If mention volume suddenly dropped, check whether your search query still matches how people discuss your brand. Language evolves, products get renamed, and platform conventions change. A query configuration that worked six months ago might need updates to stay effective.
If keywords aren't matching as expected, remember that keywords only match within already-collected mentions. If a term isn't in your search query, posts containing only that term won't be collected in the first place - and thus won't be available for keyword matching. To capture content, the term must be in your search query.
Queries vs. Keywords: Quick Reference
This distinction is fundamental to effective campaign management:
Search Queries (what searches execute):
Determine what content gets collected from platforms
Run against platform search APIs
Support Boolean operators (OR, AND, NOT, quotes)
Configured per-search and synced with campaign settings
If a term isn't in the query, that content won't be collected
Keywords (post-collection pattern matching):
Applied to mentions after they're collected
Used for categorization and filtering
Stored in the "keywords matched" field on each mention
Power mailing list filters and alert targeting
Only match within already-collected mentions
Live Search Lifecycle and Campaign States
Live Searches are tightly coupled to campaign states. When you pause a campaign, all its searches stop running - no new data is collected during the pause. Existing mentions remain accessible; you just won't get new ones. When you resume the campaign, searches restart from the current moment. There's no backfill for the paused period - mentions that happened while paused are missed.
If you archive or delete a campaign, its Live Searches are permanently cancelled. Archived campaign data remains accessible but static. Deleted campaigns and all their data are removed.
When you edit a campaign's search query or platform selections, the changes take effect on the next scheduled search run. You don't need to deactivate and reactivate the campaign - just save your changes and wait for the next collection cycle.

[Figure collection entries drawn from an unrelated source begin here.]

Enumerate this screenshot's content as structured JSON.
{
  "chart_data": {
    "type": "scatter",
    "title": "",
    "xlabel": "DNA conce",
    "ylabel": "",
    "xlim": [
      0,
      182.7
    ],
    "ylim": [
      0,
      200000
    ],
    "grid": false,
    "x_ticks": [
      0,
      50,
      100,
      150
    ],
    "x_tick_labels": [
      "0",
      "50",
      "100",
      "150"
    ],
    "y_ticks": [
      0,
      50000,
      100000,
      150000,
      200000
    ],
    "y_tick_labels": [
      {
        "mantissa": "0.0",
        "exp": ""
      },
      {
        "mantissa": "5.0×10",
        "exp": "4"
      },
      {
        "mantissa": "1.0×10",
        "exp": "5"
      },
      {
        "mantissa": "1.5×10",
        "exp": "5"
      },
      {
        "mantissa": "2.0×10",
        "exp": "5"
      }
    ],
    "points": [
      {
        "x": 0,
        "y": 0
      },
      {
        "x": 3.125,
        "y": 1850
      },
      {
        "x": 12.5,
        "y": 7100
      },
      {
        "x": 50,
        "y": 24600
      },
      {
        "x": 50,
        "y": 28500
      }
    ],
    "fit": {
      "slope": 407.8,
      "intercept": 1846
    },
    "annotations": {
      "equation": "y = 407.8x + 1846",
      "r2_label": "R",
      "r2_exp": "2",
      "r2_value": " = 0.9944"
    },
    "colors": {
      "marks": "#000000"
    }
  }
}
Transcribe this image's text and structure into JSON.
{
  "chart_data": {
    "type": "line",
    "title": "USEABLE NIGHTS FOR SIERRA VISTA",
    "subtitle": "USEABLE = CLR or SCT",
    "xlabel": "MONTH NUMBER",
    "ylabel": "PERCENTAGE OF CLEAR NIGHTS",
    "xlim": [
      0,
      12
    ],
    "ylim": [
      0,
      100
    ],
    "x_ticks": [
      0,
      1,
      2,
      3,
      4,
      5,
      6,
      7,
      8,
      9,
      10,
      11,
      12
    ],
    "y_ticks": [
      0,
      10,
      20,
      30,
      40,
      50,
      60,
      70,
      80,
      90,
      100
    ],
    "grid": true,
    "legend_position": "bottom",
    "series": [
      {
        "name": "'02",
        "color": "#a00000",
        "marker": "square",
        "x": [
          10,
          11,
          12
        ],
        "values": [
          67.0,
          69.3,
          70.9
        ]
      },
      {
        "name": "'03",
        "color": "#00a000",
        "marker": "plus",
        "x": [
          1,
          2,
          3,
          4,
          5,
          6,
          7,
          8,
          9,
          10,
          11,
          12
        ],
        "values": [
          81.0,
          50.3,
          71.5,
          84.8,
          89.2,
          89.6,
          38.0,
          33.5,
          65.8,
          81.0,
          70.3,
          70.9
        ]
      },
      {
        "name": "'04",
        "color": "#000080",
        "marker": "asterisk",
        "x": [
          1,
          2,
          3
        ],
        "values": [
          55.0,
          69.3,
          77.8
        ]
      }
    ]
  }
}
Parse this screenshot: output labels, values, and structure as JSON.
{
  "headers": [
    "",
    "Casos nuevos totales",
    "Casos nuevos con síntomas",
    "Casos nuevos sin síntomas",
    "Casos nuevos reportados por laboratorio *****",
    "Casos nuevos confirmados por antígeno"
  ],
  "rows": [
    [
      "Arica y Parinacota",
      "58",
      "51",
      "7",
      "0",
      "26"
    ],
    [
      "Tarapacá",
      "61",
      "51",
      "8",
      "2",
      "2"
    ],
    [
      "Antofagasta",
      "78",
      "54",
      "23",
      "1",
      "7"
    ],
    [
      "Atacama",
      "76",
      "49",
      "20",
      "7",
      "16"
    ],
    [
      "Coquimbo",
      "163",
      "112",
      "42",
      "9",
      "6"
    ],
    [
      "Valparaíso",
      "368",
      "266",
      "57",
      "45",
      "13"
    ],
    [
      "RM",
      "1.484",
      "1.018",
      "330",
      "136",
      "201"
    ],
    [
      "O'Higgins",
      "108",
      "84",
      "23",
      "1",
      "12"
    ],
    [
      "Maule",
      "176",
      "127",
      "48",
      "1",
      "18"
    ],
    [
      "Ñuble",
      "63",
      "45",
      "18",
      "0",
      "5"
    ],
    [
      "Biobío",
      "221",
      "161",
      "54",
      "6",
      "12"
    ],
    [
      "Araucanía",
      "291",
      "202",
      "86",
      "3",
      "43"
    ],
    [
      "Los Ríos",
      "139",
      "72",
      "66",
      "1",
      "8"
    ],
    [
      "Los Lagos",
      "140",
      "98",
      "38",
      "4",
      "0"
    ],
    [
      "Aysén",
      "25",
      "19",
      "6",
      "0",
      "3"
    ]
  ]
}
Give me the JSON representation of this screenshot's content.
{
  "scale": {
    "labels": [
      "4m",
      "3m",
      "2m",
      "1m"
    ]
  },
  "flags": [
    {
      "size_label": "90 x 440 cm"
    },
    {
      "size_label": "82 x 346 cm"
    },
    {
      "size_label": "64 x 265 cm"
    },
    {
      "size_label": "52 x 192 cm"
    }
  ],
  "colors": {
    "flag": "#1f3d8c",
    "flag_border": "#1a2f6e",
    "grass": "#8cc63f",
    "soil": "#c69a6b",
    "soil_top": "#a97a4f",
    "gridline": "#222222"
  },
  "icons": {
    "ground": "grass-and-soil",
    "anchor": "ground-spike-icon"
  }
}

Understanding live searches transforms social listening from a mysterious black box into a transparent system you can monitor, optimize, and troubleshoot. The searches are your tireless workers, continuously executing your search queries against social platforms and delivering relevant conversations to your dashboard. Treating them as a visible, manageable component of your monitoring strategy - and understanding how they differ from keywords - helps you get more value from your social listening investment.